A weekly summary of the precedential patent-related opinions issued by the Court of Appeals for the Federal Circuit and the opinions designated precedential or informative by the Patent Trial and Appeal Board.

Niazi Licensing Corp. v. St. Jude Medical S.C., Inc., No. 2021-1864 (Fed. Cir. (D. Minn.) Apr. 11, 2022). Opinion by Stoll, joined by Taranto and Bryson.

Niazi sued St. Jude for directly and indirectly infringing a patent directed to a double catheter for use during resynchronization therapy for treating congestive heart failure.

During claim construction, the district court determined that the terms "resilient" and "pliable" in certain claims rendered those claims invalid as indefinite. The district court also construed an asserted method claim to require the method steps to be "performed in the order listed" in the claim. Based on that construction, the court found no induced infringement of the method claim because there was no direct infringement and no specific intent to induce infringement.

After claim construction, the parties exchanged expert reports. St. Jude moved to strike portions of Niazi's technical expert report and damages expert report for improperly relying on facts not disclosed during fact discovery. The district court agreed and, as a sanction, excluded portions of both reports and precluded the technical expert from testifying as to factual issues. The court also excluded portions of Niazi's damages expert report as unreliable because the expert failed to apportion damages to the value attributable to the claimed method.

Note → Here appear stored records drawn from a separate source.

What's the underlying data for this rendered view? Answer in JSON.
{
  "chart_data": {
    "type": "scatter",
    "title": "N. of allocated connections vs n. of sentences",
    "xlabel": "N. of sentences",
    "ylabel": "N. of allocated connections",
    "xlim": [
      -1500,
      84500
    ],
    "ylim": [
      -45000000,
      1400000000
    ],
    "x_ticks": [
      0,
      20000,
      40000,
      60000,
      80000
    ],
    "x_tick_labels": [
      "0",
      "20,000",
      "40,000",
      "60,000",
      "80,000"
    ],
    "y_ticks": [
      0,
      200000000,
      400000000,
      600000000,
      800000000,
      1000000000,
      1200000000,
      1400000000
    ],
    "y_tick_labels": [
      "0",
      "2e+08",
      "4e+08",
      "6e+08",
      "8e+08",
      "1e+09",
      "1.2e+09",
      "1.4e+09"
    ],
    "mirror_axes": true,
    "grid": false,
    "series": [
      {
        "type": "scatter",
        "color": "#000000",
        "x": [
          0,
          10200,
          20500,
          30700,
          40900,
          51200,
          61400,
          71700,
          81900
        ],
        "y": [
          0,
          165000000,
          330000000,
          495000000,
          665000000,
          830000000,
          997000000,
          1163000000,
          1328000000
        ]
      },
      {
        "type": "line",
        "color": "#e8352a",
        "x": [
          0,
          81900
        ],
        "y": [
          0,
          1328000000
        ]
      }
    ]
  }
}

Niazi appealed each of those rulings. The Federal Circuit affirmed-in-part, reversed-in-part, and remanded.

First, the Federal Circuit reversed the district court's determination that the terms "resilient" and "pliable" rendered certain claims invalid as indefinite. The Federal Circuit ruled that "the terms are broad, but they are not uncertain," and "the district court erred in holding otherwise." Both the claim language and the written description provided guidance on what the terms mean. The court ruled that "the intrinsic record provides objective boundaries by which a skilled artisan could determine the scope of the claims."

Next, the Federal Circuit affirmed the district court's summary judgment of no induced infringement. The key evidence Niazi relied on for direct infringement—St. Jude's instructions for use for the accused catheter—recites the steps required by the claim "in an order opposite to that required by [the] claim." The court ruled that "no reasonable juror could find otherwise." Thus, because Niazi could not prove direct infringement—a necessary element of its inducement claim—the Federal Circuit affirmed the district court's summary judgment of no induced infringement.

Lastly, addressing the district court's exclusion of portions of Niazi's technical expert report and damages expert report, the Federal Circuit ruled that Niazi identified no abuse of discretion. Also, the district court properly excluded portions of Niazi's damages expert report as unreliable because "the damages opinion was conclusory and legally insufficient."